In passato quella gente ha abbracciato Berlusconi, poi più recentemnte Renzi e i risultati sono davanti agli occhi di tutti.
Gli States, pur di non morire per consunzione pseudo democratica, hanno scelto il rischio di continuare a vivere cambiando le regole del gioco e le reazioni delle borse e dei mercati, di certo non controllati dal "popolo" ma che per un po' almeno incomberanno come una minaccia sulla gente, dimsotrano che ci sono altri, oltre a Hillary, che non ci vogliono stare alle nuove regole.
Da sempre, però, la speranza è migliore della morte, perchè, se non altro, fa vivere meglio in attesa dell'atto finale, che esiste pragmaticamente per l'uomo, ma non, ineluttabilmente e dogmaticamente a breve, per l'umanità .
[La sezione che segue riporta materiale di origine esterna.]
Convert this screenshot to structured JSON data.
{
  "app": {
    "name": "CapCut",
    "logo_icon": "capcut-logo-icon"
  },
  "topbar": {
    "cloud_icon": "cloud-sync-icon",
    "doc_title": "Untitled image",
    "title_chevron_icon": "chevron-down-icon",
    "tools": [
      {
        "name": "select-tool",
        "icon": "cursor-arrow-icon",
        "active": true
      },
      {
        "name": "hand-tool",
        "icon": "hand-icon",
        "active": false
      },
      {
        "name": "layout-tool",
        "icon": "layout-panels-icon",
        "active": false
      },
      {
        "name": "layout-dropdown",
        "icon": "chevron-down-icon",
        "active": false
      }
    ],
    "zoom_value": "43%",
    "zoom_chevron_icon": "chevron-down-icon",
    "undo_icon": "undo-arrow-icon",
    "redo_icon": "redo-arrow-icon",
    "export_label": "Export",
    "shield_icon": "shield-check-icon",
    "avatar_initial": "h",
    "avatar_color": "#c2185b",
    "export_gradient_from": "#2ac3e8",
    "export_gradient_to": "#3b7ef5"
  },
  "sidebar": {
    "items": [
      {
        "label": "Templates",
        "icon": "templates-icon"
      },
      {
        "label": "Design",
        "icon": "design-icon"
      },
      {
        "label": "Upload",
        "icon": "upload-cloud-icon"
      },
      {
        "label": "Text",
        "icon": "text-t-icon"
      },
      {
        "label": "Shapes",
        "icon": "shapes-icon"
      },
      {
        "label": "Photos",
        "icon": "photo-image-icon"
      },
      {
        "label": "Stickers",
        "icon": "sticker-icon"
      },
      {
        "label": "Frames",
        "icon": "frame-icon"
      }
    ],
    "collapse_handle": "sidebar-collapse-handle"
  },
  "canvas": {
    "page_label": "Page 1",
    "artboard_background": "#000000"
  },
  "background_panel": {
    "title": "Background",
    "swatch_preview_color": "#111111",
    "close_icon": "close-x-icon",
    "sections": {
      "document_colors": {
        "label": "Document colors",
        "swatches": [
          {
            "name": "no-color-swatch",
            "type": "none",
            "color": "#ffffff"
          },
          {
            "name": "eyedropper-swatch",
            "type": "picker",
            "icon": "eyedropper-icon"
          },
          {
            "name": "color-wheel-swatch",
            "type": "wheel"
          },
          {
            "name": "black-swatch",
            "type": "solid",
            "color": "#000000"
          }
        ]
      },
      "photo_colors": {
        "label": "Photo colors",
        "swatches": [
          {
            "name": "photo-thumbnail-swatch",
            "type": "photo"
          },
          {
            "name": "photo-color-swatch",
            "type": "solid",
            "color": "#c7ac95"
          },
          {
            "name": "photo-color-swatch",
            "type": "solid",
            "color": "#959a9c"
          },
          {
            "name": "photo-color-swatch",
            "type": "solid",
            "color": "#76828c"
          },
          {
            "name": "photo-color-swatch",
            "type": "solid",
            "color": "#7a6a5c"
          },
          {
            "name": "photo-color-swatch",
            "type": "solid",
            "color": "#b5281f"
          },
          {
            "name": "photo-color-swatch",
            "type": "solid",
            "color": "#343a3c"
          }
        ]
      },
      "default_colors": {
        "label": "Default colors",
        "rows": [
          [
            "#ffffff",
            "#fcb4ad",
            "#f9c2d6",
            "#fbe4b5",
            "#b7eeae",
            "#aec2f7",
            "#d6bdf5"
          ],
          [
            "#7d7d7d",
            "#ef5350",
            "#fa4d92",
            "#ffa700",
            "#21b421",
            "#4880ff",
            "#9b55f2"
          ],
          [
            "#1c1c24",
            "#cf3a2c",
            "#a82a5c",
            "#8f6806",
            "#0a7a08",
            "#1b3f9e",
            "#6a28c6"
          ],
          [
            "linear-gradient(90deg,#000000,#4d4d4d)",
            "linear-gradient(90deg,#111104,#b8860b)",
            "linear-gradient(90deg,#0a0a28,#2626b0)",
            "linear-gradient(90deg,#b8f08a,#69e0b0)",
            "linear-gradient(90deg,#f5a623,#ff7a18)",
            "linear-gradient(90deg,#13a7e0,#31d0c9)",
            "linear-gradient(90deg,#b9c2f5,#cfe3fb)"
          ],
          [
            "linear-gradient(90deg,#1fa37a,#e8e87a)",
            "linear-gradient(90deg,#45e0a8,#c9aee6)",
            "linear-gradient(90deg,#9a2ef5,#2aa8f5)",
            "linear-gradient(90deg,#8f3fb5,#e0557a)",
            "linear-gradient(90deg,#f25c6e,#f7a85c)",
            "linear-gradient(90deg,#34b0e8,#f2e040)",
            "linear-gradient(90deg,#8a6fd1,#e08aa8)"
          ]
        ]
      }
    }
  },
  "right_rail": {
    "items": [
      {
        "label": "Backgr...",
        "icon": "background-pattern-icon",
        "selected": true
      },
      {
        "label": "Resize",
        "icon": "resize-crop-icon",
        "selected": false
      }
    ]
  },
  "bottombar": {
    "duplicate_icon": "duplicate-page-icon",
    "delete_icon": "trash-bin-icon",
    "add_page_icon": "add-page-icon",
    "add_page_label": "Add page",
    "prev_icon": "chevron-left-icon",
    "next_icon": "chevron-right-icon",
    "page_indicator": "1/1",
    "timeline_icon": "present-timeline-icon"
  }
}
P.S. delle 9.44. Se crediamo di più al Barack Obama che ha storicamente condannato Hillary Clinton alla fine politica, prima di Trump, piuttosto che al presidente uscente che ha "dovuto" sostenerla in campagna elettorale, la speranza rimarrà forte anche per chi pensa che la vittoria di Trump sia "la" soluzione ma il passaggio obbligato per far tornare al centro della vita umana la politica vera, fatta di discussioni e voti e non di interessi dominanti.